Entry tags:
Stray Murderbot thoughts
I love the music on this show. This is the first (new) thing I've seen in a long time with an original soundtrack that I want to own. That piece of music in the last scene in the finale, as MB walks away and the world opens up around it, is almost transcendentally gorgeous.
Vaguely related to that, one really interesting thing I noticed in the finale when I was clipping for the vid is how much more comfortable and settled in itself Murderbot looks after it leaves. Throughout the falling action after the memory transfer, wearing human clothes and socializing, it looks uncomfortable and stiff. It seems to be enjoying itself, or at least enjoying them. (And its face is so much more mobile and less stiff than in the first episode - honestly rewatching the first episode just makes me incredibly impressed all over again with how much the show does with body language.) But it still looks out of place and awkward.
But then, as it walks away, wearing its new clothes - technically stolen, but also, the first clothes it has ever picked out for itself - it looks so much more comfortable than we've ever seen it. And yeah, this is partly because it's simply trying to blend in, but I also think there's a strong sense that it really is more comfortable than we've seen it in the entire show to date. In that final scene on the ship, it looks ... relaxed. I kinda hate to say it in this context, but it really does look human, more so than we've ever seen it. And that makes sense! This is the first time it's making choices for itself, not being surveilled or watched or expected to do anything. And it settles into itself in a way that it simply hasn't been able to do earlier, even around people it's come to care for.
(I love how evident it is that Mensah and Gurathin both understand this. We see the moment that Gurathin understands, and Mensah in a more subtle way.)
Speaking of minor details that change a character's entire affect, I don't think it's accidental that Gurathin's look, early in the show when he's basically an antagonist vs our viewpoint character, is designed to be, if not exactly repellent, then at least not inviting. The unflattering haircut, the uniform, the pinched facial expression and closed-off body language - it is fascinating to rewatch the first episode knowing so much more about why he's like that, but you can still see the show almost going out of its way to give us a negative view of him early on, particularly his shut-down body language and lack of warmth compared to the Preservation natives.

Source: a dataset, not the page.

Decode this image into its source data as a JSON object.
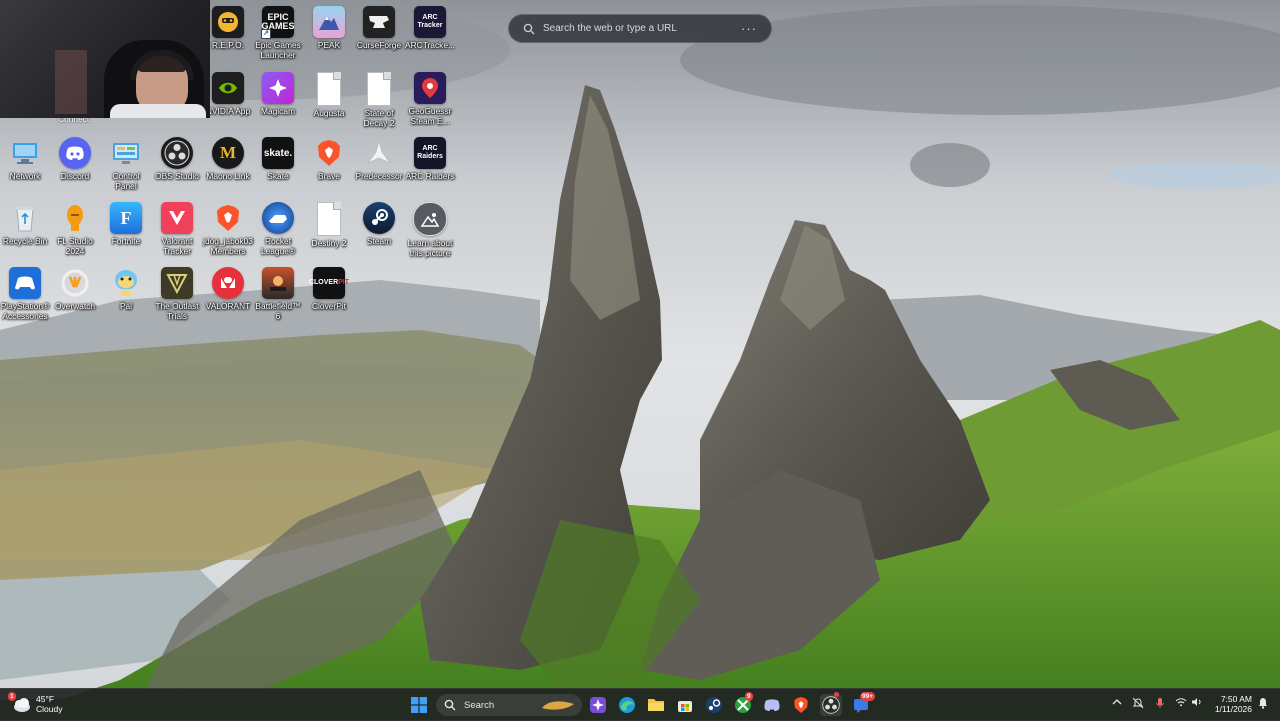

And this is in very stark contrast to the last episode or two! As propaganda I give you this lovely gifset from the second half of 1x10, in which he is at his warmest with Murderbot, and also looking absolutely gorgeous. I think we're meant to find him cold and sterile and offputting in the first couple of episodes, and warm and approachable in the last episode or two.
The show is just so attentive to detail! I rewatched the first episode a bit earlier, and Murderbot's entire way of moving and interacting with people is radically different from how it develops later. And its general failure to connect emotionally with anything it's watching of the humans in the habitat. Why would someone bother to sit with someone else in the medbay, it wonders. And Mensah's panic attack is not a physical problem, and therefore not its problem - in contrast to several episodes later, when she has another one in front of it, and it shows her its favorite show to try to fix her! <3 And the fantasy about killing everyone on the hopper, in wild contrast to how disturbed it actually is when we see it react to its organic-storage memories of killing people. It can fantasize about it, but the idea of that it might actually have done it is horrifying to it; it has to self-soothe by quoting Sanctuary Moon. ;__;
(And later on, it can't even fantasize about it. Feeling profoundly hurt and rejected, its way of coping with the emotions it can't handle is to fantasize in an oblique kind of way about killing itself - just letting the jungle grow over it, stay here until its batteries run down. Not hurting them.)
URGH and also rewatching the finale, knowing where it's going - that moment when Mensah asks Gurathin what can they do here to help it, as helpless as we've ever seen her, and he turns away from her and just says that it's the Corporation Rim, they don't play fair; and in the moment, it looks like giving up. But you can see that's actually the moment when it crystalizes for him what can be done, and who is the only person on their team who can do it. (All of this a minute or two after he calls it a person for the first time, stuttering a little over the word and then saying it aloud. It is a person, and it's being used and abused by the Company, just like he was. And he's going to do something about it.)